A piece out of the Guardian Newspaper in 2011 gives us a feel of this artist’s rise to fame and his nomination for the coveted Turner Prize:
‘Shaw’s world of small miseries looms large’
‘In the compact surrounds of Gateshead’s Baltic gallery, George Shaw’s miserabilist suburban brand of metaphysical painting marks him out as a strong contender for the 2011 Turner prize.
‘His paintings depict places you want to escape from. You can take Shaw out of Tile Hill, Coventry, but you can’t take the post-war housing estates out of Shaw.

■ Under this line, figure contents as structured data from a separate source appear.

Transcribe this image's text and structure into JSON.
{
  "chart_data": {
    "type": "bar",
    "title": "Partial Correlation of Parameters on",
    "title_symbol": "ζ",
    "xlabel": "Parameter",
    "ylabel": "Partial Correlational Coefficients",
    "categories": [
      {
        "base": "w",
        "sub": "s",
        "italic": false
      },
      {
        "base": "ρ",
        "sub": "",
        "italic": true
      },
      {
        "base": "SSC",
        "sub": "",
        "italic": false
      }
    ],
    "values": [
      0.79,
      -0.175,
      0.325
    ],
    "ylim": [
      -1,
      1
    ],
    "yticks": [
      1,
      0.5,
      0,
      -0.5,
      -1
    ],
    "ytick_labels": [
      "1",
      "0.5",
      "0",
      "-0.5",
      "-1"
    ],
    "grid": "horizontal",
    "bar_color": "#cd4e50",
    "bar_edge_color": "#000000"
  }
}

‘This is his perennial subject, with its abandoned 1950s follies, the Barratt homes and 60s semis, the scruffy woodlands and graffitied shop-fronts. Where Constable might paint a distant farmboy in a red shirt, to counterpoint all the bosky greenery, Shaw gives us a red-painted dogshit bin.
‘Shaw is popular because he speaks about his corner of England – though it could be anywhere – with a kind of melancholic truth. Shaw’s art chimes in with an England of Tony Hancock and Philip Larkin, Orwell and Morrissey’s Every Day is Like Sunday.
‘Shaw’s is a miserabilist suburban sort of metaphysical painting. The paint itself has a nothingy, curdled quality, like the place and the weather it depicts. It’s all atmosphere, or the lack of one. And his art is always the same, everything just getting slowly worse and unloved and a little more embittered, just like England itself.’
Sitting in Letterkenny on Saturday evening George tells the story of convincing his mother who was getting on in years to make the journey to Geneva where his work was on exhibition.
His mother made the journey, settled herself and headed to the exhibition. She took a look at the work on show and said: “I left my home in Coventry and made this long journey to Geneva in Switzerland and now I’m standing here in this great gallery looking at a painting of my own front door back in Coventry”.
George loves that unique Donegal humour of the generations in which his mother grew up.
That humour that his mother had was one of the few things that he still recognised when he was back in Donegal this week.
The town itself, he feels, has completely changed. Landmarks like his aunt Monica Murphy’s petrol pumps and bed and breakfast on the Port Road are gone.
As a boy on his holidays he climbed the old rocks beside Sentry Hill where his mother’s home once stood in the Cathedral car park. That spot is now overgrown.

Louise Lamotte with some of her best friends from Letterkenny, Tara Gildea and Bridgeen Kelly.
He went for a coffee to the Quiet Moment, a place he went when he was last back in Donegal with his mother.
He walked up to the cathedral and lit a candle.
He crossed over to Sentry Hill and went on up to St Eunan’s College, places that his mother always talked about. He walked up Glencar to visit his cousin Anthony Gorman. He walked up to the home of his uncle Johnny Keys in Lismonaghan and looked back into Letterkenny. It was where his grandfather would have farmed the land.
Slowly that internal map of familiar places started to come back.
George and his wife Catherine were guests at the wedding anniversary celebrations. His cousin Louise and her husband Stefan now live in France and a large connection from their home town of Biarritz joined them in Letterkenny for the weekend.
If the Guardian linked the artist George Shaw with household names like Constable, LS Lowery and Morrissey, the Donegal News can only report that over the weekend George Shaw was like someone who lived in Letterkenny all his life and was out for a drink on a Saturday night with fellow town folk.
A full circle journey that his late Letterkenny born mother Eilis would have been so proud of.